Foil has a very low OTR of 0.0006 or less. Aside from being an oxygen barrier, foil also blocks light. This feature is handy for products that are prone to photooxidation. Products with high oil or fat content are susceptible to this type of spoilage.


Meanwhile, the polyethylene component allows the proper sealing of the bag. Foil/PET bags are usually 4 to 5 mil thick and are widely used in the coffee industry to preserve the aroma of the coffee beans. Foil/PET bags are also called metalized vacuum bags.


Some companies also employ an additional measure to flush nitrogen inside the foil/PET bag with its contents. Nitrogen gas replaces oxygen, thereby prolonging the shelf-life of food products.


Microorganisms require oxygen to live, and modifying the atmosphere kills them. Other elements used for this preservation method are the noble gases argon, krypton, helium, neon, and xenon.

Other applications of vacuum sealing

All the points discussed above pertain to the storage of materials in vacuum bags.
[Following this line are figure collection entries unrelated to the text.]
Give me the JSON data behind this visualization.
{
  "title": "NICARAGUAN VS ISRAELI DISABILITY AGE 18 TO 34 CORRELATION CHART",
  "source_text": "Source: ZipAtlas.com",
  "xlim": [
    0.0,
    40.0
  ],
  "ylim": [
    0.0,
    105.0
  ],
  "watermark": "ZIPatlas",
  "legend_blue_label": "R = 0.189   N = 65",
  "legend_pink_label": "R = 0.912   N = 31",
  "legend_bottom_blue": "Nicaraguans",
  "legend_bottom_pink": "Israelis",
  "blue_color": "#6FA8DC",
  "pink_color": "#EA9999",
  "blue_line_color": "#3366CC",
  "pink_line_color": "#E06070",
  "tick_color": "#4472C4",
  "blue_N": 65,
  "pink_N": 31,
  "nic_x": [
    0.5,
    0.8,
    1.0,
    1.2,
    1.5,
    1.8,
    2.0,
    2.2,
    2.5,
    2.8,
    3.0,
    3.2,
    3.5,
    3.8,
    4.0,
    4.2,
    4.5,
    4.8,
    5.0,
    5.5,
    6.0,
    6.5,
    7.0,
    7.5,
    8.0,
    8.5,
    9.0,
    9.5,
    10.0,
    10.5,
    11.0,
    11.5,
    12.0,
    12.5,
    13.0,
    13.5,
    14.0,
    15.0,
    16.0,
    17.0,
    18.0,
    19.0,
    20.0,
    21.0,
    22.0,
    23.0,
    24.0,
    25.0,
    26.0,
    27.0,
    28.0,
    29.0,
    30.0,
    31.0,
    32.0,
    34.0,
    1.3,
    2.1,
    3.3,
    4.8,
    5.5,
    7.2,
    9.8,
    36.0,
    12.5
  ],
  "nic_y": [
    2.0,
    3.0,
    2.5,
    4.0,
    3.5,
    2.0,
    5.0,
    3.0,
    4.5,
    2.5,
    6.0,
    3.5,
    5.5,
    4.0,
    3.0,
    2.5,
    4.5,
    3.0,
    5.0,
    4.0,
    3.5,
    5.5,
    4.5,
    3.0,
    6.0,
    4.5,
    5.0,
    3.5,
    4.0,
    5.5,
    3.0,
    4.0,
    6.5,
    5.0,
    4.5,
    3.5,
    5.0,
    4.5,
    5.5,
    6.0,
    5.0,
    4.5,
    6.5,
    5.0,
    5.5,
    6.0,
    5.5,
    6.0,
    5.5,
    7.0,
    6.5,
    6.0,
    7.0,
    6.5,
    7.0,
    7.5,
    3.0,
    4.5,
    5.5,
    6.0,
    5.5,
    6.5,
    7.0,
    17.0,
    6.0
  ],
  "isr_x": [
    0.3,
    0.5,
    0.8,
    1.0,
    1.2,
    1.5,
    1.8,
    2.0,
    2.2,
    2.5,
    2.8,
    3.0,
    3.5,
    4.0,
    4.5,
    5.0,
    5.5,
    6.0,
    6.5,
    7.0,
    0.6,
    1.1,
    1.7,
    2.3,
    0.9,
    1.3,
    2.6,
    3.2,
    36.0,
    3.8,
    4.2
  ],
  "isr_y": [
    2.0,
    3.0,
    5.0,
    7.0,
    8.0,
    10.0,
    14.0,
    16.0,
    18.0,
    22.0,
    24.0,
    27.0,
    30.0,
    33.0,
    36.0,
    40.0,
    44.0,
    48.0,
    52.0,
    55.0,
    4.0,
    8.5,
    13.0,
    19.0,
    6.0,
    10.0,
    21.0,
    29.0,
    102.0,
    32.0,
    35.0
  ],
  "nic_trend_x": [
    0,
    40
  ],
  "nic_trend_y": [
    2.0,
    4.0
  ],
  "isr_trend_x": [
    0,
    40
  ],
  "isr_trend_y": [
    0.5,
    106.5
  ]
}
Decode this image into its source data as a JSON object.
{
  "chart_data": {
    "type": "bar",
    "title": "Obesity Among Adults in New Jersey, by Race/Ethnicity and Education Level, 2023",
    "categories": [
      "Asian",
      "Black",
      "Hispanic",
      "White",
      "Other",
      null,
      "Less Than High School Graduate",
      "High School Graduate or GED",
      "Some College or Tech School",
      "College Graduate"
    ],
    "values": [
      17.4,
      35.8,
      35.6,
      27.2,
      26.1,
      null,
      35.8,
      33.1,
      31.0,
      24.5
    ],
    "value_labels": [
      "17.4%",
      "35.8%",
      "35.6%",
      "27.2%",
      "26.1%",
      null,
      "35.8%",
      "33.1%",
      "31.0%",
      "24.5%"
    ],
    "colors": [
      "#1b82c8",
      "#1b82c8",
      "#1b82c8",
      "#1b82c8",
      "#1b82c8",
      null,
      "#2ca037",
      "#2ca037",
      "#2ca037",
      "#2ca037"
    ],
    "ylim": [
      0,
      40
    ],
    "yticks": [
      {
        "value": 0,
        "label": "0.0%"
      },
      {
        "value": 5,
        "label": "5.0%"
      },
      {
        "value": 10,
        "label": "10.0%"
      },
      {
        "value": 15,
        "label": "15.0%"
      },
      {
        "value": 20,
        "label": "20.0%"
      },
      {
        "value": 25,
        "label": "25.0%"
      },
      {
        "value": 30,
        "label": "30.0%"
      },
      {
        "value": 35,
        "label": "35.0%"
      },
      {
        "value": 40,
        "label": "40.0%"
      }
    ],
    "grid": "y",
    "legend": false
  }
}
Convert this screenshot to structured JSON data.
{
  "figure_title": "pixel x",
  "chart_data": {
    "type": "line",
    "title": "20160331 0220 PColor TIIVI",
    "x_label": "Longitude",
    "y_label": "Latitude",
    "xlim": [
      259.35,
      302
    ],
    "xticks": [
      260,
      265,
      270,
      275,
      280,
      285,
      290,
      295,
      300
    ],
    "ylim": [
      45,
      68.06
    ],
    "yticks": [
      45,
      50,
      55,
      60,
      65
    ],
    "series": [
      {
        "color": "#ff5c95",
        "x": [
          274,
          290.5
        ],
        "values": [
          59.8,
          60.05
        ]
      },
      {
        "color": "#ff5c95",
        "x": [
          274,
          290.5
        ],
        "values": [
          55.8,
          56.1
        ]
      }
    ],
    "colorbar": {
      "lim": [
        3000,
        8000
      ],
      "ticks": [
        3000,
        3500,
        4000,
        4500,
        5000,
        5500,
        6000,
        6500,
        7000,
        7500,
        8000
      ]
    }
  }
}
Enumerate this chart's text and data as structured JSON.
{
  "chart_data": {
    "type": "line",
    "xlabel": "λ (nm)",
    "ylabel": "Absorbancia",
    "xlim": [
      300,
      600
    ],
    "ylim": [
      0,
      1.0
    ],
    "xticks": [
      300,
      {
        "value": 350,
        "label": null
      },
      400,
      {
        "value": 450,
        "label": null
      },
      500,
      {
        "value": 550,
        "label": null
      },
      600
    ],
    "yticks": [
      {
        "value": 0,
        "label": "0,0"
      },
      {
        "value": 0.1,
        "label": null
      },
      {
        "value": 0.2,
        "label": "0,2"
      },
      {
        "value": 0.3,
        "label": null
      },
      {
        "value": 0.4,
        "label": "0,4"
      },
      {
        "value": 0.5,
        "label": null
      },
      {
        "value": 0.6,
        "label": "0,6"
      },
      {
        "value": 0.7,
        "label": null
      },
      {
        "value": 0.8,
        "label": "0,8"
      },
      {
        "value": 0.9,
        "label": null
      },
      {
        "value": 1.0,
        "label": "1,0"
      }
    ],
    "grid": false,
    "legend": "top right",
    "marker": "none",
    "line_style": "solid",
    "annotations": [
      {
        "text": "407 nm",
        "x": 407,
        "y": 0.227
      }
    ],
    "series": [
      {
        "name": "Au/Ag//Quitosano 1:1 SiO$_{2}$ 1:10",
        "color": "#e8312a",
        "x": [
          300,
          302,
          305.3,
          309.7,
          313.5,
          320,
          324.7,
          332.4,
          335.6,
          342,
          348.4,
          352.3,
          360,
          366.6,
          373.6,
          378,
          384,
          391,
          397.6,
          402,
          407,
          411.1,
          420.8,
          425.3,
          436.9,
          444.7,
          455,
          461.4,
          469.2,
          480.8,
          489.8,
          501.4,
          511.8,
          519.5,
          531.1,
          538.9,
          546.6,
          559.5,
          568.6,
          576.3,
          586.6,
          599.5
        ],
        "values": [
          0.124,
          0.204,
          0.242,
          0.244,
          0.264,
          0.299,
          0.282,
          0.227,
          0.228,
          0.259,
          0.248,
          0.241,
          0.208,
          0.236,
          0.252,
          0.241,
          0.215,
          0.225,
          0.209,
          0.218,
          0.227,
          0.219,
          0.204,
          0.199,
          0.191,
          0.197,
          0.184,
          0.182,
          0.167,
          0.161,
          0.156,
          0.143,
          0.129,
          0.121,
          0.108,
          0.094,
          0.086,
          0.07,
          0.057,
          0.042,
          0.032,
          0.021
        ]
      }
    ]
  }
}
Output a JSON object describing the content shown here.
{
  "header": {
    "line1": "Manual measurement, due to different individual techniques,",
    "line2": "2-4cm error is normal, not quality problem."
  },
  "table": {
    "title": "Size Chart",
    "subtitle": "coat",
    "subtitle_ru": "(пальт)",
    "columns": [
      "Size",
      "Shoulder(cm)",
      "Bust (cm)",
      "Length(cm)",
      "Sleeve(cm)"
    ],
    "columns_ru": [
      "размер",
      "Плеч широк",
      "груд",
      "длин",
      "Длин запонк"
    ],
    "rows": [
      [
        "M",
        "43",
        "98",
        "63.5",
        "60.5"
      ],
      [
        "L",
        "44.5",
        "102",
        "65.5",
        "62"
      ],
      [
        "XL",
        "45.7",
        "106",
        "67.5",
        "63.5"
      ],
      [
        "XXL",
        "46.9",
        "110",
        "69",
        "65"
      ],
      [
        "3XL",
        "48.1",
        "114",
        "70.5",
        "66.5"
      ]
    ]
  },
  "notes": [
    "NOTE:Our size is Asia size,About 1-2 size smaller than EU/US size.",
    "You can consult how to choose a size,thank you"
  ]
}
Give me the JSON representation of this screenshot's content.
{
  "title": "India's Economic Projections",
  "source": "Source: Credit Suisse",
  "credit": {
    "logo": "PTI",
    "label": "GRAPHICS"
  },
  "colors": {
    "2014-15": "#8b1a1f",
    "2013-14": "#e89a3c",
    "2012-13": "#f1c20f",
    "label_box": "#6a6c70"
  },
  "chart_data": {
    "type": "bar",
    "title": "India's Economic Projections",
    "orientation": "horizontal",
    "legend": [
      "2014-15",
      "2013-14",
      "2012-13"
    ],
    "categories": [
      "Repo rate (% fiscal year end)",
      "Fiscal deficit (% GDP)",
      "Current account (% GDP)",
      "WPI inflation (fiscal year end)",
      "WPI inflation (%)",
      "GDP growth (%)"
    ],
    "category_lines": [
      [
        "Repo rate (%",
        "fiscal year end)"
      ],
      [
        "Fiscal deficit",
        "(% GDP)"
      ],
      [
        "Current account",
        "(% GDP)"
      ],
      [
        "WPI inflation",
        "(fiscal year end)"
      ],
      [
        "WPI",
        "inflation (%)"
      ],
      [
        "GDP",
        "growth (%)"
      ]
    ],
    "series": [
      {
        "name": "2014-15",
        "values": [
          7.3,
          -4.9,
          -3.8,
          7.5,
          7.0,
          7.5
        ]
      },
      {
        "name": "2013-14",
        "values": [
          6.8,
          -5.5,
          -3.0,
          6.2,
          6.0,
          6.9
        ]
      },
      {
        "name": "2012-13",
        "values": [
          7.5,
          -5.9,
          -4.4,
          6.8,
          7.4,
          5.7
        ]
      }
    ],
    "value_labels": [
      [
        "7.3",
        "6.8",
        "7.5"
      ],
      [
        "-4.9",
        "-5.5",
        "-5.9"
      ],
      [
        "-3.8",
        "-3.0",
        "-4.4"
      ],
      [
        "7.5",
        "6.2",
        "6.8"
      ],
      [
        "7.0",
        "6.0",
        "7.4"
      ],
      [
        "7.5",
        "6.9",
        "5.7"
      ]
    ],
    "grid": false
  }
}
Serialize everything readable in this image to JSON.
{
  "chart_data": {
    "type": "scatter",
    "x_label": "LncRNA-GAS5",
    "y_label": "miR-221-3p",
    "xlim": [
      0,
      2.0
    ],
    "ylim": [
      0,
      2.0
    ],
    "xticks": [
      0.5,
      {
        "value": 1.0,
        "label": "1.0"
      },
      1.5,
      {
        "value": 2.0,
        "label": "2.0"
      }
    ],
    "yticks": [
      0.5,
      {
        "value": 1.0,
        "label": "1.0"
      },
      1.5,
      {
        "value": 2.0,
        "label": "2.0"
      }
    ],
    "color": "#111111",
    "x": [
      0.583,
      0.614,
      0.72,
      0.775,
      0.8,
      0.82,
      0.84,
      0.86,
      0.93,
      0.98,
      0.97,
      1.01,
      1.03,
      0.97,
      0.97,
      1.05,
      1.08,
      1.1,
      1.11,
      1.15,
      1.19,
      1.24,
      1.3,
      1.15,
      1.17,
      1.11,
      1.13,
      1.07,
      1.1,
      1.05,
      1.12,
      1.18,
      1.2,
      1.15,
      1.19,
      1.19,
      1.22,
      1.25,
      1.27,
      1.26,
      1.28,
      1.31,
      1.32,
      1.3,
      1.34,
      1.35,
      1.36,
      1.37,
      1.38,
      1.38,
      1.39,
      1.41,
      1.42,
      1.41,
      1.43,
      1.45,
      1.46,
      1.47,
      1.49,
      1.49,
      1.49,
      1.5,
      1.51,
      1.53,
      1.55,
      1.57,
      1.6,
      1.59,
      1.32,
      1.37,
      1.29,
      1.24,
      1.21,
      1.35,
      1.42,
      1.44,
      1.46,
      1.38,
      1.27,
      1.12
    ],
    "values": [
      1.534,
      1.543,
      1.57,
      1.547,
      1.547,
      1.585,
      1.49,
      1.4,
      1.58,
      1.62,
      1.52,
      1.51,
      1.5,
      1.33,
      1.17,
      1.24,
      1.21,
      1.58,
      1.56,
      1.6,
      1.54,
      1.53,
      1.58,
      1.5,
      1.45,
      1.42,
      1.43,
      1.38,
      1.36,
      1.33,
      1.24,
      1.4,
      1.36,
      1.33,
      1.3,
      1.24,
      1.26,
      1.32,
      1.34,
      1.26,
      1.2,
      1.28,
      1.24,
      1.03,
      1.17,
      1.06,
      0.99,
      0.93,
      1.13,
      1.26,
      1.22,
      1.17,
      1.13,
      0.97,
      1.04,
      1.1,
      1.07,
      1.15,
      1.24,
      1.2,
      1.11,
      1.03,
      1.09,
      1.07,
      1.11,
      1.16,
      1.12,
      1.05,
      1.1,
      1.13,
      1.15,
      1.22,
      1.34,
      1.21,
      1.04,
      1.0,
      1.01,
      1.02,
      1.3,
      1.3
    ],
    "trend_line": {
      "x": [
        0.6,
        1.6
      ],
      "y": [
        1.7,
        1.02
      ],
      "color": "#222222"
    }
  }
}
There are, however, other uses of vacuum sealing.


For instance, the French cooking method sous vide — literally means under vacuum — involves vacuum sealing a food item then cooking it in a precise temperature water bath. This method ensures that you have consistent, restaurant-quality food every time.


Another food preparation method that can use vacuum seal bags is dry aging. This process is usually done in steaks to develop the flavor and texture of the meat. To prevent contamination, a vacuum seal bag is necessary. Dry-aged steak develops a nutty and buttery flavor that cannot be found in unaged beef.

Vacuum sealing can also be used for non-food items. It is always good to waterproof documents, emergency supplies (matches, lighters, batteries), and first aid kits (medicines and bandages). Sealing these items in a vacuum protects them from water and other elements that may damage other objects during calamities.


Lastly, there are vacuum bags that are specially formulated to contain electronics. These anti-static ESD vacuum bags have anti-electromagnetic interference features to ensure that the electronic chips are protected. 


Not all bags or containers are suitable for use in vacuum packaging. A handful of materials that have a minimal oxygen transmission rate are readily available for this function.

Aside from the OTR, the bag’s thickness and composition also affect the oxygen barrier effect of your packaging. In recent years, other technologies such as Ziploc vacuum zipper bags, metalized vacuum packaging, and EMI-shielding also emerged.